Vouloir « analyser » l’activité de l’enseignant, est-ce seulement la décrire ? La décomposer ? « Faire parler » ce qu’on a sous les yeux pour « comprendre », par le filtre d’un modèle d’analyse ? Mais s’il faut être « outillé », les modèles sont pluriels : généralement, on pense l’activité dans une situation sociale. Yves Clot fait référence au « genre professionnel » qui inscrit le travail dans les controverses au sein d’un collectif, Yves Schwartz insiste sur l’idée d’une « rencontre » entre une personne et une situation. D’autres courants (« l’analyse de pratiques », « la didactique professionnelle ») tentent de dégager des modèles pour « accéder » à l’activité. Selon les courants, on enregistre des films, des traces, on fait raconter, on utilise des comptes-rendus. Parfois, le point de vue du chercheur disparaît derrière celui du sujet lui-même. La question des « subjectivité » (dans tous les sens du terme) reste entière : selon son expérience, sa culture et ses modèles de référence, on ne « lit » pas la même chose dans les matériaux qu’on dissèque…

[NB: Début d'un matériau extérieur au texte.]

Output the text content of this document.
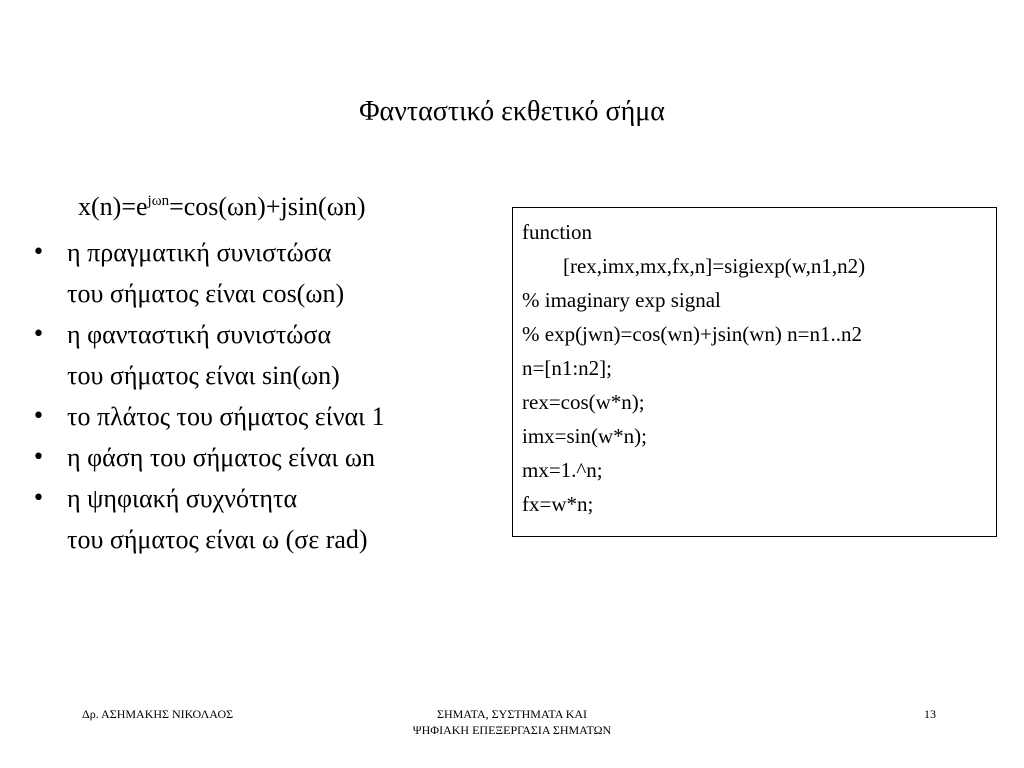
Φανταστικό εκθετικό σήμα
$x(n)=e^{j\omega n}=\cos(\omega n)+jsin(\omega n)$
• η πραγματική συνιστώσα
του σήματος είναι cos(ωn)
• η φανταστική συνιστώσα
του σήματος είναι sin(ωn)
• το πλάτος του σήματος είναι 1
• η φάση του σήματος είναι ωn
• η ψηφιακή συχνότητα
του σήματος είναι ω (σε rad)
function
[rex,imx,mx,fx,n]=sigiexp(w,n1,n2)
% imaginary exp signal
% exp(jwn)=cos(wn)+jsin(wn) n=n1..n2
n=[n1:n2];
rex=cos(w*n);
imx=sin(w*n);
mx=1.^n;
fx=w*n;
Δρ. ΑΣΗΜΑΚΗΣ ΝΙΚΟΛΑΟΣ	ΣΗΜΑΤΑ, ΣΥΣΤΗΜΑΤΑ ΚΑΙ
ΨΗΦΙΑΚΗ ΕΠΕΞΕΡΓΑΣΙΑ ΣΗΜΑΤΩΝ
13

Pour Anne Jorro, il ne peut y avoir d’évaluation d’une pratique professionnelle sans analyse. Le système éducatif réclame de plus en plus un pilotage en regard d’indicateurs internationaux, ce qui génère chez les enseignants un sentiment de contrainte devant l’évaluation. Ils y résistent, ce qui génère des tiraillements sur le traitement de la difficulté scolaire et l’accompagnement des élèves en difficulté. Pour le formateur d’enseignant aussi, l’acte d’évaluation est coûteux : porter un regard bienveillant sans être complaisant demande de s’affronter à des référentiels. Savoir observer, savoir repérer les non-dits, en situation, est difficile. Pour construire un dialogue professionnel efficace, il faut affronter les silences, différencier le « donner conseil » du « tenir conseil ». Elle postule que pour développer les qualités professionnelles des enseignants, il est toujours plus efficace pour le formateur de renvoyer des ajustements positifs plutôt que d’insister sur les dysfonctionnements…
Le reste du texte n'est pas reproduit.